Le firme di appartenenza, che si leggono sul frontespizio manoscritto, ci dicono che il libro fu dapprima in mano di Antonino Spagna, poi di Salvatore Grassi Leonardi e di una gentile fanciulla di nome Leanza a cui dobbiamo la romantica lettera aggiunta in fondo a quelle di Jacopo oltre a qualche commento a margine, nel corso del libro. Antonino Spagna e Salvatore Grassi ci portano entrambi in Sicilia: lo Spagna è ricordato nelle cronache di Siracusa per la triste fine che fece durante i moti rivoluzionari del 1820:
e Salvatore Leonardi Grassi è citato in annuari ottocenteschi come avvocato di Catania e Nicosia: quindi anche la nostra Leanza va quasi certamente collocata nell’ ambito dell’800 siciliano. La dedica scritta di pugno da Leanza sul retro della prima di copertina è tutto un programma: “Leggi questo libro ed impara ad amare”.
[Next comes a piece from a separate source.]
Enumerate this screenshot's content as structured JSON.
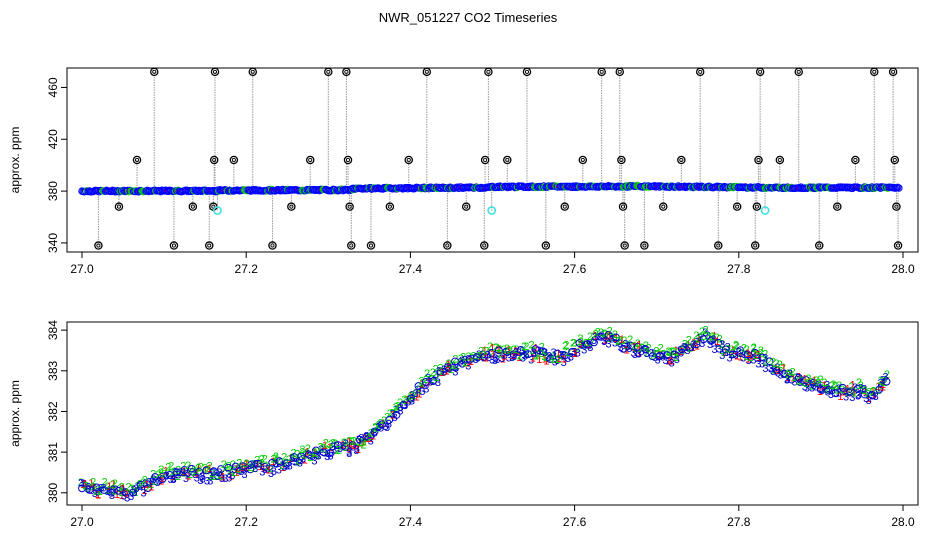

ma la triste storia della povera Leanza la troviamo solo in fondo al libro, quella che ho chiamato l’ultima lettera di “Japoco” Ortis:
Ne do la trascrizione per chi non fosse abituato alla grafia ottocentesca: “Ah! tu hai ragione: non sei venuto, né verrai, ne ho il presentimento. Ciò che cercano è un patrimonio; il patrimonio non l’ho e tu t’allontani. Il denaro è la parola d’ordine di quest’epoca venale e cupida. La virtù, l’intelligenza, tutta roba che non conta più niente. Non si dice più: “posto ai più degni”, si grida “posto ai più ricchi”. Io sono povera, ne convengo, ma non sono variabile, non sarò di un cercatore di dote, sarò perfetta per un uomo di cuore. Era meglio rinunziare subito a tutto e tagliare il male prima che si estendesse. Leanza.” e a lato, l’amaro commento, “In fondo in fondo siamo nel secolo dei calcolatori” (e non credo si riferisca ai computer). Disillusa, ma non disperata, difficilmente Leanza si sarà tolta la vita per amore come Jacopo; forse avrà trovato l’anima gemella e vissuto una vita normale e felice: ma di lei, nonostante il nome piuttosto raro, non ho trovato traccia nel vasto mare della Rete.